DAUDET, Alphonse: El hombre del cerebro de oro


A la dama que me pide cuentos alegres 

Al leer su carta, señora, me ha asaltado algo así como un remordimiento. Me he recriminado el color pesimista de mis cuentos y me he comprometido a enviarle algo alegre, profundamente alegre. 

¿Por qué habría de estar triste, después de todo? Vivo a mil leguas de las nieblas parisinas, sobre una colina luminosa, en la región de los tamboriles y del vino moscatel. A mi alrededor todo es sol y música; tengo orquestas de aguzanieves, orfeones de abejarucos, por la mañana los chorlitos que hacen ¡chorolí, chorolí!; a mediodía las chicharras, luego los zagales tocando la zampoña y las guapas mozas morenas a las que se les oye reír en los viñedos… En verdad, el lugar está mal elegido para tejer fantasías tenebrosas; yo debería, más bien, enviar a las damas poemas color de rosa y cestas llenas de cuentos galantes… 

¡Pues bien, no! Todavía estoy demasiado cerca de París. A diario llegan hasta mis pinos las salpicaduras de sus tristezas… En este momento en el que escribo, acabo de saber que el pobre Charles Barbara ha muerto en la miseria; por lo cual mi molino se ha vuelto de luto riguroso. ¡Adiós a los chorlitos y a las chicharras!
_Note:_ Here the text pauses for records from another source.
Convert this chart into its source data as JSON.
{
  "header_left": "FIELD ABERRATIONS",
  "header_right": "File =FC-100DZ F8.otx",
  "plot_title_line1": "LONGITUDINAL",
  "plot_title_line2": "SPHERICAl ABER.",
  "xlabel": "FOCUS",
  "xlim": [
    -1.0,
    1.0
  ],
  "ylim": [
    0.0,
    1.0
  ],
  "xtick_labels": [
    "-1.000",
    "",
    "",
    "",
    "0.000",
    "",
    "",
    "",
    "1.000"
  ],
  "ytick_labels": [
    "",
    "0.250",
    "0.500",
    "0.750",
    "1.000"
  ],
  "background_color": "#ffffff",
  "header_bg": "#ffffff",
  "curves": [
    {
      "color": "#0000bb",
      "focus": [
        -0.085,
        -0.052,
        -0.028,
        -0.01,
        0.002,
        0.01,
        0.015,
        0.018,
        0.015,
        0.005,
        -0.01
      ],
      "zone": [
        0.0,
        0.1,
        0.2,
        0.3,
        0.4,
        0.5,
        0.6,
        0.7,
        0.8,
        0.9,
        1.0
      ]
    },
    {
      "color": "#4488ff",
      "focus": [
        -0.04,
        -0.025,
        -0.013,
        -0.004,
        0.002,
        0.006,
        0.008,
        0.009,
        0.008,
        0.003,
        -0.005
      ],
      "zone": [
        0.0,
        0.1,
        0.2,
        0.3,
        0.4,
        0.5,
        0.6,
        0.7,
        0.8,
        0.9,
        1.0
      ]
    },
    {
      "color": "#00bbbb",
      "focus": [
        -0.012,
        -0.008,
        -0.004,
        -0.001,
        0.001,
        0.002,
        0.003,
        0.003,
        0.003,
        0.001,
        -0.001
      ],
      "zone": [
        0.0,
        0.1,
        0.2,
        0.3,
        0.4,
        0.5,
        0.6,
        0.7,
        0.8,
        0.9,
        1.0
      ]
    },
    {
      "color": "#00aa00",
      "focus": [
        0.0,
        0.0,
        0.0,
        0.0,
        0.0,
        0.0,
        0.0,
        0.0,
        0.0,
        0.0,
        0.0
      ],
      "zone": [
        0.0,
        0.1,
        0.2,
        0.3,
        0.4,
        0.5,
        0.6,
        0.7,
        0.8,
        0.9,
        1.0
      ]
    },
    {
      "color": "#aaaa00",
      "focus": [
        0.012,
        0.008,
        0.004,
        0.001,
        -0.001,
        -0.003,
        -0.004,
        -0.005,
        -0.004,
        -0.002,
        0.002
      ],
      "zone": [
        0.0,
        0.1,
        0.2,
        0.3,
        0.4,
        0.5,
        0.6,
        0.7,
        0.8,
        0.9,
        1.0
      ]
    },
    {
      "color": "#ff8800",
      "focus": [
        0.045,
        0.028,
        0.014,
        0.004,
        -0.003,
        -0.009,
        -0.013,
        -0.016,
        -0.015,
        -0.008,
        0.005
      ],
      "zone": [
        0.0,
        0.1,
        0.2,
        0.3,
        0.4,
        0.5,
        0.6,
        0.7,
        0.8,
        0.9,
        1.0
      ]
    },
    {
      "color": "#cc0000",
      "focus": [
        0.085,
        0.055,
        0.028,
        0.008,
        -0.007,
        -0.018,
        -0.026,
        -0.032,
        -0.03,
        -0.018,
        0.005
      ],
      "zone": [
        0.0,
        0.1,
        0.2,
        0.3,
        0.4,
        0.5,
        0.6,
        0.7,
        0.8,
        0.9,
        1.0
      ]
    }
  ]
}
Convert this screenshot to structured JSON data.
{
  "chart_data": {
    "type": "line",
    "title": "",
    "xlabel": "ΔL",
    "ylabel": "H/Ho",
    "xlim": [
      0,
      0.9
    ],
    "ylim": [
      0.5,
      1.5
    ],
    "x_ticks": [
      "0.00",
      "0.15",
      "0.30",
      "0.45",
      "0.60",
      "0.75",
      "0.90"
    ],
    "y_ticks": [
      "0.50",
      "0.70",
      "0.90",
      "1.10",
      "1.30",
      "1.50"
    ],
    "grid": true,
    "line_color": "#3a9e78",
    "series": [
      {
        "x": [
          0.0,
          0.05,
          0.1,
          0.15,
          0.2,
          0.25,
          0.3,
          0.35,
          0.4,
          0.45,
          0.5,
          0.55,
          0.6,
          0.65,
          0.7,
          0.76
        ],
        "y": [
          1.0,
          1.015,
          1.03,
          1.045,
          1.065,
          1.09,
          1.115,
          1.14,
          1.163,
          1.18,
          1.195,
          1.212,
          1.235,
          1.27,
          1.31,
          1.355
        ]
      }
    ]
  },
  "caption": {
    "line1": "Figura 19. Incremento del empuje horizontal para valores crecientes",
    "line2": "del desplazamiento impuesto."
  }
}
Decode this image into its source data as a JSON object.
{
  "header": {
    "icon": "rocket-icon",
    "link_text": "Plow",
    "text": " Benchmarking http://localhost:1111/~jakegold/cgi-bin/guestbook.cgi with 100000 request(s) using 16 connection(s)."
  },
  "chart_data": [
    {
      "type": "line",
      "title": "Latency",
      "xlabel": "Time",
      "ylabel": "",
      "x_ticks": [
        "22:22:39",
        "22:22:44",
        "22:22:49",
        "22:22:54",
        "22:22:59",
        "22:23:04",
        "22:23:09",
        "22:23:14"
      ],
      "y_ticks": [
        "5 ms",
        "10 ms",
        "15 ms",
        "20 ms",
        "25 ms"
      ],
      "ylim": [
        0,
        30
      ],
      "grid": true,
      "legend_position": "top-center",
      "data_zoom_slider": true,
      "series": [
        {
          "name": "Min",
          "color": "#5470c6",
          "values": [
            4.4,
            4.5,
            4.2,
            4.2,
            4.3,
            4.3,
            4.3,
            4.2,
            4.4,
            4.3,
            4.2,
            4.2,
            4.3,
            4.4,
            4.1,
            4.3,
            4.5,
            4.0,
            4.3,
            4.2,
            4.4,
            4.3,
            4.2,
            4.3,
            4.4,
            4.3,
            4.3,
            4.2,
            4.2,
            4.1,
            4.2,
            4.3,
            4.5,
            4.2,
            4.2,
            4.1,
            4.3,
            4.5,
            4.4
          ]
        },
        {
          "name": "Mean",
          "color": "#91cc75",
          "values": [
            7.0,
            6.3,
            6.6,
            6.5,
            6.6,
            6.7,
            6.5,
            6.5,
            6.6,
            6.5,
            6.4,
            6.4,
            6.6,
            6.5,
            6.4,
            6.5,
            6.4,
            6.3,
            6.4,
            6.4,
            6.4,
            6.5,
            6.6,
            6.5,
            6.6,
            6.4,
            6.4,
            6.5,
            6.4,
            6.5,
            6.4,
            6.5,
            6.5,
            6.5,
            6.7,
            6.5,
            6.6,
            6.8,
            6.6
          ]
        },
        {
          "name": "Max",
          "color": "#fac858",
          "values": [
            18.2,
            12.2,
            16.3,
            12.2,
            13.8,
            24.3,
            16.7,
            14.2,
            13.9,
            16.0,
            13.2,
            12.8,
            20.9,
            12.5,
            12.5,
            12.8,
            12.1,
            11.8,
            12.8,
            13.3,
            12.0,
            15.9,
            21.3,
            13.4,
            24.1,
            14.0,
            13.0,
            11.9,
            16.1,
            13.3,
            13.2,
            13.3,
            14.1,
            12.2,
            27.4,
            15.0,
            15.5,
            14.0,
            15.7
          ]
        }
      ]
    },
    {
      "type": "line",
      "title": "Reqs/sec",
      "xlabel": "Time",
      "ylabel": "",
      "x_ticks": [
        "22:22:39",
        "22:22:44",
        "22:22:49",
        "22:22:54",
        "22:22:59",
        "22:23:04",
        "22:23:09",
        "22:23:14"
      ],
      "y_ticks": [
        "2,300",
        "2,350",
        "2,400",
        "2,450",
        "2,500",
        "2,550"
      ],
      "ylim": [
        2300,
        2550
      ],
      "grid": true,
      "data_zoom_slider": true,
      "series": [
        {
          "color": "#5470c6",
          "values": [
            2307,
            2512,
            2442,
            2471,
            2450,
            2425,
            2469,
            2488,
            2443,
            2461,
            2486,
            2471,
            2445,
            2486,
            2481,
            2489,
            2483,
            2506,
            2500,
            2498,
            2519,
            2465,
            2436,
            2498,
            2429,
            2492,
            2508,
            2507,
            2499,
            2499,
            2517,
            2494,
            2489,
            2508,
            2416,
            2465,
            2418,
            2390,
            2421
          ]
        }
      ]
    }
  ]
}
Ya no tengo ánimos para contar cosas alegres. Por esa causa, señora, en lugar del lindo cuento festivo que había decidido escribir para usted, no leerá hoy sino una leyenda melancólica. 


* * * 



Había una vez un hombre que tenía el cerebro de oro; sí, señora, un cerebro completamente de oro. Cuando vino al mundo, los médicos pensaron que aquel niño no podría vivir, tan pesada era su cabeza y tan desmesurado su cráneo. Sin embargo, vivió y creció al sol como un hermoso retoño de olivo; solo que su gruesa cabeza le arrastraba siempre, y daba pena verlo tropezar con los muebles al andar… A menudo se caía. Un día rodó desde lo alto de una escalinata y vino a dar con la frente en un peldaño de mármol, donde su cráneo resonó como un lingote. Le creyeron muerto; pero, al levantarlo, solo le encontraron una leve herida con dos o tres gotitas de oro cuajadas entre sus cabellos rubios. Fue así como los padres supieron que tenía un cerebro de oro. 
No lo divulgaron; ni siquiera el niño sospechó nada. De vez en cuando este preguntaba por qué ya no le permitían correr y jugar fuera de casa con los demás niños. 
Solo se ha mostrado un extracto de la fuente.